Da möchte man alle Tage noch mal 20 werden!
Und dann ist Mittwoch, der 21. August 1968.
Ich liege noch in meinem Bett im abgedunkelten
Raum, der dadurch vor der Hitze bewahrt wird und höre ein seltsames Brummen in der Luft. Na ja,
denke ich mir, vielleicht irgendwelche Straßenbauarbeiten, die dich da in aller Frühe wecken. Ich
schleiche mich raus und siehe da, meine Gastgeber sind schon wach und aufgescheucht, wie ein
Bienenschwarm. Es läuft das Radio aber statt der üblichen morgendlichen Musiksendung nur
aufgeregte Stimmen.

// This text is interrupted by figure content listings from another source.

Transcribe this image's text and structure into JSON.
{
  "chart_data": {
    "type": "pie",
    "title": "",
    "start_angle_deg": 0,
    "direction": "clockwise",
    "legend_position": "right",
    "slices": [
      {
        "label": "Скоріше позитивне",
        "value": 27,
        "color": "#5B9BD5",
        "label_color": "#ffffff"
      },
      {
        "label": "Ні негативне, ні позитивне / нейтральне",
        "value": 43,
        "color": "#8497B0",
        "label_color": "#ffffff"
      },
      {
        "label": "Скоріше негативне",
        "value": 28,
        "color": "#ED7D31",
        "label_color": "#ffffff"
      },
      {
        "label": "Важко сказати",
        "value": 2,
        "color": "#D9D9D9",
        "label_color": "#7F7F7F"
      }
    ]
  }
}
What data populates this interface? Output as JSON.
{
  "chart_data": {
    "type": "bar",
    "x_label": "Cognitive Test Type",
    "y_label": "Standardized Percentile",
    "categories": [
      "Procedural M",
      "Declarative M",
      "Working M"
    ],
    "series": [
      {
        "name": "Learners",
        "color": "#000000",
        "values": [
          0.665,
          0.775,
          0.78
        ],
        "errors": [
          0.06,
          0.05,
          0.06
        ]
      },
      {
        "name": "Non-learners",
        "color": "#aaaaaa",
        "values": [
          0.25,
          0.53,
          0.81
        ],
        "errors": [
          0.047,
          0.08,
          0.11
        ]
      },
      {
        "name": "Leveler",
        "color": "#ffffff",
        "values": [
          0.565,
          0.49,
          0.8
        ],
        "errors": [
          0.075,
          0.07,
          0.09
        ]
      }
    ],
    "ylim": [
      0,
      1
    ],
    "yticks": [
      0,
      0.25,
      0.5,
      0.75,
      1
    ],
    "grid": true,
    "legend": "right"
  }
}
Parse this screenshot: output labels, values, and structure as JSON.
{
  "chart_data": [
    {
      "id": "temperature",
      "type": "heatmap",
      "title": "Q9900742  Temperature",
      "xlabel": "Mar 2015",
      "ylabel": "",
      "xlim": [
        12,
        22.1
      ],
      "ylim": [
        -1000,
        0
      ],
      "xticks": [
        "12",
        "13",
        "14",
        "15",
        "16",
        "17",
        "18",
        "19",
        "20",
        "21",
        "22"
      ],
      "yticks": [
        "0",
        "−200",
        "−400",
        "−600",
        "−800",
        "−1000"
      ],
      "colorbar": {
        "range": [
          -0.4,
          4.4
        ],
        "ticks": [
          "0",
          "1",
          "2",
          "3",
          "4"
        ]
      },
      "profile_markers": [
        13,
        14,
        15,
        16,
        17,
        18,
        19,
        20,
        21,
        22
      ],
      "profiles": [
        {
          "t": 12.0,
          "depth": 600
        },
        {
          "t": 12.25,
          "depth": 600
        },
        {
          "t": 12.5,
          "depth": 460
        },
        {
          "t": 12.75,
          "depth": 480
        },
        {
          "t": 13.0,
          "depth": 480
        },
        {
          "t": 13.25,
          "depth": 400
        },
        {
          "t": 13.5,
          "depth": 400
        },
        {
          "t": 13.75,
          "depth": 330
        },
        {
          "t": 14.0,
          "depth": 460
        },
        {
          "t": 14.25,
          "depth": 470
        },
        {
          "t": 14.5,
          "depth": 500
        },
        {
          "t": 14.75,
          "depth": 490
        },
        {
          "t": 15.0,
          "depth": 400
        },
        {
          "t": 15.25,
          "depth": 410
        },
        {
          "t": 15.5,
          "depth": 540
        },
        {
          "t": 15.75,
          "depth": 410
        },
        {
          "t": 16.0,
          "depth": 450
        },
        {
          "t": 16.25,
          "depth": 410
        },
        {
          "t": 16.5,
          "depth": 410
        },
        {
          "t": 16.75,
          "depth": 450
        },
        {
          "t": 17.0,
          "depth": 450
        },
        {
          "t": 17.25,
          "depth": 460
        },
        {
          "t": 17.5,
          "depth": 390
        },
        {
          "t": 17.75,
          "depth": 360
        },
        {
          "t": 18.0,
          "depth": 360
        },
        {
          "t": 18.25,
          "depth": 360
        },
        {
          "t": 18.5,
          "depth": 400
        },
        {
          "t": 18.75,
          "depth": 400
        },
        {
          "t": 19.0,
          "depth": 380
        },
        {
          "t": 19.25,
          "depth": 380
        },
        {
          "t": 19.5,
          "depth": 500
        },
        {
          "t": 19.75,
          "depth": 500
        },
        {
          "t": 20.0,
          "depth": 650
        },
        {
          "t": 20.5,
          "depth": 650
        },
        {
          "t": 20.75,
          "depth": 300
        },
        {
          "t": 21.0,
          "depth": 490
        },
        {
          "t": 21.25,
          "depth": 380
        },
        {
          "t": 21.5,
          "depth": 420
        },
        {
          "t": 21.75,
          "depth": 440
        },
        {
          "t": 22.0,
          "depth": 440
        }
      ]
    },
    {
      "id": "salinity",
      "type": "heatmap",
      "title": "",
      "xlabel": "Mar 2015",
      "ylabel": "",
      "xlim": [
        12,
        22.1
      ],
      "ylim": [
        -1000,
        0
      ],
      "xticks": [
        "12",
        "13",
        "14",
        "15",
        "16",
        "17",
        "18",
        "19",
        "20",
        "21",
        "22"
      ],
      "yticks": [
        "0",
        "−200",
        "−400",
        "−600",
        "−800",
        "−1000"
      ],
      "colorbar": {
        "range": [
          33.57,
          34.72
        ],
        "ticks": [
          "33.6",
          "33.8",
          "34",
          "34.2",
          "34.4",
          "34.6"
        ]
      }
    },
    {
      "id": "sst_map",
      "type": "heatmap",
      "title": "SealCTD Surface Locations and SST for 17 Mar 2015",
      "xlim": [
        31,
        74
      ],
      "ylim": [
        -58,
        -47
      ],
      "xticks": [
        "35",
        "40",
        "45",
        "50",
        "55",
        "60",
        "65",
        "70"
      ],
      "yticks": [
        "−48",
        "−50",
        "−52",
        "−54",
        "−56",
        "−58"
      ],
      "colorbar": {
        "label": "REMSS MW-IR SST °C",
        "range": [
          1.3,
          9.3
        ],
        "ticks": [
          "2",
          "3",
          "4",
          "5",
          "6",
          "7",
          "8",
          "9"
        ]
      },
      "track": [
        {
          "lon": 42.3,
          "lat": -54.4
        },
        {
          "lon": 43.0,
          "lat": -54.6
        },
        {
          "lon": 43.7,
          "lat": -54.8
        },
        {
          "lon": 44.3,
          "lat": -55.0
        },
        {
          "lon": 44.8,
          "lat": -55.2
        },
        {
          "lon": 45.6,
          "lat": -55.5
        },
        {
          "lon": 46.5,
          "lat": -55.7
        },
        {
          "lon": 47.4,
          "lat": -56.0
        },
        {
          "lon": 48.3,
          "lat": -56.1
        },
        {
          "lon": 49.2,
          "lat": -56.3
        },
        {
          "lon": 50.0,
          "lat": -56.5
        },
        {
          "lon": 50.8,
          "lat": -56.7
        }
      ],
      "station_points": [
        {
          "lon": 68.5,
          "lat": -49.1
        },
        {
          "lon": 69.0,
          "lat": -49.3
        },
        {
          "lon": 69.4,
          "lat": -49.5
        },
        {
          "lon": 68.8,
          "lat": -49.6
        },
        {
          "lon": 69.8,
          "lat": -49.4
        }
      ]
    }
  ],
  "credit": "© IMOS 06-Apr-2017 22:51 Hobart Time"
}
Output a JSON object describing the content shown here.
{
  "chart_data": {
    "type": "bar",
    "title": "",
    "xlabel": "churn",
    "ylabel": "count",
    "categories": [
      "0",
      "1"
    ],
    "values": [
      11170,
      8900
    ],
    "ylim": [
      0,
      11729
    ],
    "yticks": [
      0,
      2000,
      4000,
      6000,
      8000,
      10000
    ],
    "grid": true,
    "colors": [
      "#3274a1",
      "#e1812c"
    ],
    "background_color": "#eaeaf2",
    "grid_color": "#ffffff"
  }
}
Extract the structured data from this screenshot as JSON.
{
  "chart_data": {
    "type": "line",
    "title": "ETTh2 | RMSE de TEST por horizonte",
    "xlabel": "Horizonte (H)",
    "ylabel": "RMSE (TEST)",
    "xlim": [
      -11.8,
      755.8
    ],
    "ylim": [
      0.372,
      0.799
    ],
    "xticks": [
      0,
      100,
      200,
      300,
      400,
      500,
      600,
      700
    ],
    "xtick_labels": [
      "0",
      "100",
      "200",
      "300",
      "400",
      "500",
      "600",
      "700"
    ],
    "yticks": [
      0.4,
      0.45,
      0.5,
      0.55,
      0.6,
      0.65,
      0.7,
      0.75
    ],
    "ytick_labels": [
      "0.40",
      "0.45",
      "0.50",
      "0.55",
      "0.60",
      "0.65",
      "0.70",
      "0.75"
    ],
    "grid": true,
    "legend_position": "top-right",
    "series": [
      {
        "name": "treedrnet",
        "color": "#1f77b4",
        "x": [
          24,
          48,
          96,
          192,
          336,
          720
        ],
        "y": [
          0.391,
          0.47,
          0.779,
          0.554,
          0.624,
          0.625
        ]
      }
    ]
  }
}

Ich höre was von „legalni, svobodny ceskosolovensky rhozlas nad Dunaj“,
(legaler, freier tschechoslowakischer Rundfunk auf der Donau – gesendet wird offensichtlich von
einem Donauschiff aus, abwechselnd auf tschechisch, slowakisch, deutsch und ungarisch), kann mir
kein Bild machen und erfahre, was geschehen ist:
In einer Nacht-und-Nebel-Aktion haben die Armeen des Warschauer Vertrages (außer die
rumänische Armee) in der vergangenen Nacht die gesamte Tschechoslowakei besetzt.
Angeblich
sind sie gerufen worden, um der drohenden Konterrevolution zuvor zu kommen......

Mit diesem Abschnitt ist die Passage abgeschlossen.